Among today's digitally masterful consumers, that old adage 'customer is king' has never had more relevance. Tech-savvy, highly connected customers are spoilt for choice. Their expectations are high and they want superior service and products. They won't hesitate to move on if their individual needs aren't being met.

For the financial services sector, this dynamic, customer-centric landscape is making an already competitive environment even more challenging. Finding new customers and hanging onto existing ones is harder than ever before. Even more worrying for banks is the entry of disruptive new competitors, with the prospects of the millennial generation choosing a bank-free existence to source new financial services.

Millennials are looking for sophisticated and streamlined banking experiences that seamlessly connect with their mobile lifestyle. Anything too complex will be rejected -- and at the click of a button they can let the world know they are unhappy.

Financial institutions must respond by harnessing the power of this new digital age and deliver a high quality customer experience. The future is likely to be bleak for those too slow to change.

More than lip service
According to Forrester Research[*], nearly all companies claim to be customer-focused -- but few act systematically on this impulse. A global survey by Forrester across all industries found that seven out of 10 business leaders consider customer experience a critical or high priority. However, less than one-third of customer experience professionals believe their firms consistently take this into account when making business decisions.

Financial institutions cannot afford to be in this category. They are operating in a hyper-competitive industry in which diverse organizations are branching out to compete with them head on. These nimble competitors are demonstrating that a traditional physical banking presence doesn't necessarily equal success.

Financial institutions must engage with their customers and build an emotional connection and loyalty -- or risk losing them to those who will.

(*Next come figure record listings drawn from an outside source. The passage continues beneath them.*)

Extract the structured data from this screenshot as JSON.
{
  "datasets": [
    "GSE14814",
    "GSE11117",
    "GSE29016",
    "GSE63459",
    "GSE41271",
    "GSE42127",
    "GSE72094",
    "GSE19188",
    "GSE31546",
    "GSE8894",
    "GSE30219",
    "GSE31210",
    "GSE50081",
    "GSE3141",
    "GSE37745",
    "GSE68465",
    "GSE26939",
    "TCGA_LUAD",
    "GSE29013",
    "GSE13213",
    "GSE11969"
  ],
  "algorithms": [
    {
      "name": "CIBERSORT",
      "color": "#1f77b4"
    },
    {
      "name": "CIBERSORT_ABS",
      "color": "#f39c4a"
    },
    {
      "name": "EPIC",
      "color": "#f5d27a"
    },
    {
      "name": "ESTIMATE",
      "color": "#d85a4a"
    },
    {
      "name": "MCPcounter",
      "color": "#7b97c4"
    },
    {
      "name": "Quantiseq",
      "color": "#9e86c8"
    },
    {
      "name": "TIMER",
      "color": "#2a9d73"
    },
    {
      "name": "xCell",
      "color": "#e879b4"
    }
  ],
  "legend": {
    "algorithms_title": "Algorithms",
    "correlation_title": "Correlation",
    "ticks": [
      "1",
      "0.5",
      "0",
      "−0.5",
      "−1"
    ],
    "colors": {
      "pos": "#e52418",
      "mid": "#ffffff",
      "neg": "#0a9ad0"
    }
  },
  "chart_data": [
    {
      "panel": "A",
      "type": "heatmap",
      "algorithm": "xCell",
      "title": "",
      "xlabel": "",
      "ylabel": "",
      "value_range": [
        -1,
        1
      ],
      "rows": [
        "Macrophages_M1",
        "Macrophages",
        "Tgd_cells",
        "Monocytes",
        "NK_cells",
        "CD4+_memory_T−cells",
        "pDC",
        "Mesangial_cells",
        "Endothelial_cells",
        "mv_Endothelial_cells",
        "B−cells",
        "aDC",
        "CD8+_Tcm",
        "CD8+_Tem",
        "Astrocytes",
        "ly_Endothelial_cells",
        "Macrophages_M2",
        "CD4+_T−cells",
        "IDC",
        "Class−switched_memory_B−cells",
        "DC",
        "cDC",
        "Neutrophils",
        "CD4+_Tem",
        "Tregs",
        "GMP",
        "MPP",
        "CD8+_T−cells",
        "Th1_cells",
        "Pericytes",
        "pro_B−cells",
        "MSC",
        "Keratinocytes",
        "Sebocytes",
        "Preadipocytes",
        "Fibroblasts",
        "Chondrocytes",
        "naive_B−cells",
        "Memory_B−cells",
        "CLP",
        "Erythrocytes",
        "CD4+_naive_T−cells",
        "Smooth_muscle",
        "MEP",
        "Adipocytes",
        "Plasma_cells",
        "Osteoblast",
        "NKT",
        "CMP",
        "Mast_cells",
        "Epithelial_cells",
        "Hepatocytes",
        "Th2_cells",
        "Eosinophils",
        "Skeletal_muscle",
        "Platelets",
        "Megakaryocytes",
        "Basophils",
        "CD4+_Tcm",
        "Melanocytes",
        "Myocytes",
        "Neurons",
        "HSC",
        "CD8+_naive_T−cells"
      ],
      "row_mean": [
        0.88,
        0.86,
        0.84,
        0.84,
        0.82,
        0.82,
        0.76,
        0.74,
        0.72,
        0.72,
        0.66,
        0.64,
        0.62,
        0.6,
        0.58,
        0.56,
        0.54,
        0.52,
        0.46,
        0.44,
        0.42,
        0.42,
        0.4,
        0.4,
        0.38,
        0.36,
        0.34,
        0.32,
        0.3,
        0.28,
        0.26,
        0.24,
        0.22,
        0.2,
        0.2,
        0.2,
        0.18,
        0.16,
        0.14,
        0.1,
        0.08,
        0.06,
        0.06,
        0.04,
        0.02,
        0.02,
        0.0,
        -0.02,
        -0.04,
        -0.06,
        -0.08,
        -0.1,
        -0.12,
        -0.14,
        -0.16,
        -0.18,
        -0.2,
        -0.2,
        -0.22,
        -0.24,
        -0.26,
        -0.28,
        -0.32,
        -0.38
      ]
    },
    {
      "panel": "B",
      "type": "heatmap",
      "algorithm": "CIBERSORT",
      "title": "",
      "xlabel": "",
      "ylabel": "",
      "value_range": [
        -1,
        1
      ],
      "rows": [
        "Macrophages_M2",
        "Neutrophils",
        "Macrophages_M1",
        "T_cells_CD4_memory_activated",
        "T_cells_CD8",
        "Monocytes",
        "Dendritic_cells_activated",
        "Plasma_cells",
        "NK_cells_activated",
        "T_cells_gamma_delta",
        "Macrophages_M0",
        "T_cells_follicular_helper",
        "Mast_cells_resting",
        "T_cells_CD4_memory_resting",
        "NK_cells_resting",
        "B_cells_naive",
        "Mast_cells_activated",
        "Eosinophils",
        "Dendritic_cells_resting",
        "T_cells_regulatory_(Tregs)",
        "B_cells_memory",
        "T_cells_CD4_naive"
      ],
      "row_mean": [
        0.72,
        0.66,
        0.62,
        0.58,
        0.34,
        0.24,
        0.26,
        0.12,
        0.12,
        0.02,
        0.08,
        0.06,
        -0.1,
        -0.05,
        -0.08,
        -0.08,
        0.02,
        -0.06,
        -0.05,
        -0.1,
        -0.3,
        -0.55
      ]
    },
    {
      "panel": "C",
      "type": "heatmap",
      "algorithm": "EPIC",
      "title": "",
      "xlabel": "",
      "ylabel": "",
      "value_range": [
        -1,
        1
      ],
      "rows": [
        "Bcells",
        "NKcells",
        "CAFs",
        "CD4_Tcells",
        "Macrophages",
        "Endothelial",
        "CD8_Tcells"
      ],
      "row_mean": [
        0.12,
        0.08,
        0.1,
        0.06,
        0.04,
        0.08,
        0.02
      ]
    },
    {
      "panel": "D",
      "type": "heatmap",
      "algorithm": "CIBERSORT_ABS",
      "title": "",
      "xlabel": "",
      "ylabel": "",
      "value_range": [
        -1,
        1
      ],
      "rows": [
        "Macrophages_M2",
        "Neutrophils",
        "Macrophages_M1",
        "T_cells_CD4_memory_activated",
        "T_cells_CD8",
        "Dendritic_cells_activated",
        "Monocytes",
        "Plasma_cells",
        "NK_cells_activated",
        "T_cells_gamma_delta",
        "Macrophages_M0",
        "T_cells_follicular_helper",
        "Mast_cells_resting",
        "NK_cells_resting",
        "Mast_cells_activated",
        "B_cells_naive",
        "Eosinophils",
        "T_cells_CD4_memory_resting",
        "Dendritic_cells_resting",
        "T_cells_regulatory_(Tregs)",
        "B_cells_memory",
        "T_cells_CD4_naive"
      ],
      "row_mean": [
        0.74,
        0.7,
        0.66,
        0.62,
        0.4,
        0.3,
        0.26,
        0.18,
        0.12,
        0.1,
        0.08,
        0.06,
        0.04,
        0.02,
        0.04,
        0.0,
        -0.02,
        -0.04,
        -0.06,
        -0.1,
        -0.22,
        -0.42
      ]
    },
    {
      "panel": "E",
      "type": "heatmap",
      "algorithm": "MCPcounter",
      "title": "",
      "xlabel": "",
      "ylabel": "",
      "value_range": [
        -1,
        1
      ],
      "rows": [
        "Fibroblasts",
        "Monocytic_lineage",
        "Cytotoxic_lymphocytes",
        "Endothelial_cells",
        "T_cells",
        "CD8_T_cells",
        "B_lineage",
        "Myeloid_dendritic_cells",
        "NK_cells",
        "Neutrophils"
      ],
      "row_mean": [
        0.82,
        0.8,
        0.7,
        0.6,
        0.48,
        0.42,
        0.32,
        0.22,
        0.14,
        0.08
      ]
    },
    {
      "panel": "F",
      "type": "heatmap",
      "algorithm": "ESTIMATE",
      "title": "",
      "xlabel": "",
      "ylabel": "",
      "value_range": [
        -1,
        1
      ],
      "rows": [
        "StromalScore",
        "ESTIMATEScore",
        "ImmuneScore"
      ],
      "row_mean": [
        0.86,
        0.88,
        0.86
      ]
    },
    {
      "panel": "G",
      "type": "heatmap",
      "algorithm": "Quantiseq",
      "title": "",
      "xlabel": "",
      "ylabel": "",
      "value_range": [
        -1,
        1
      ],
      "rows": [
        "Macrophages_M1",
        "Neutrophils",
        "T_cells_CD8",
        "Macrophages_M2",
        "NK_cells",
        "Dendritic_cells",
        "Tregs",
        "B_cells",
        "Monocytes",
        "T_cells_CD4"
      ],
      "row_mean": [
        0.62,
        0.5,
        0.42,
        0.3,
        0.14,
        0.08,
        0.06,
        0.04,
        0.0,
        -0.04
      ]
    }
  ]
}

This means becoming obsessively 'customer focused'.

Placing a customer-centric approach at the core of an IT strategy
A barrier to success in today's customer-centric digital age can be legacy IT systems and disconnect between the IT department and those leading the customer experience. This can lead to significant roadblocks.

There has to be a merging of minds across the C-suite with IT professionals learning to speak the language of those in charge of customer experience.

Rather than recruiting staff simply to maintain IT systems, CIOs need to be considering skills beyond IT expertise, and thinking about hiring professionals based on their creativity and ability to contribute in an agile environment.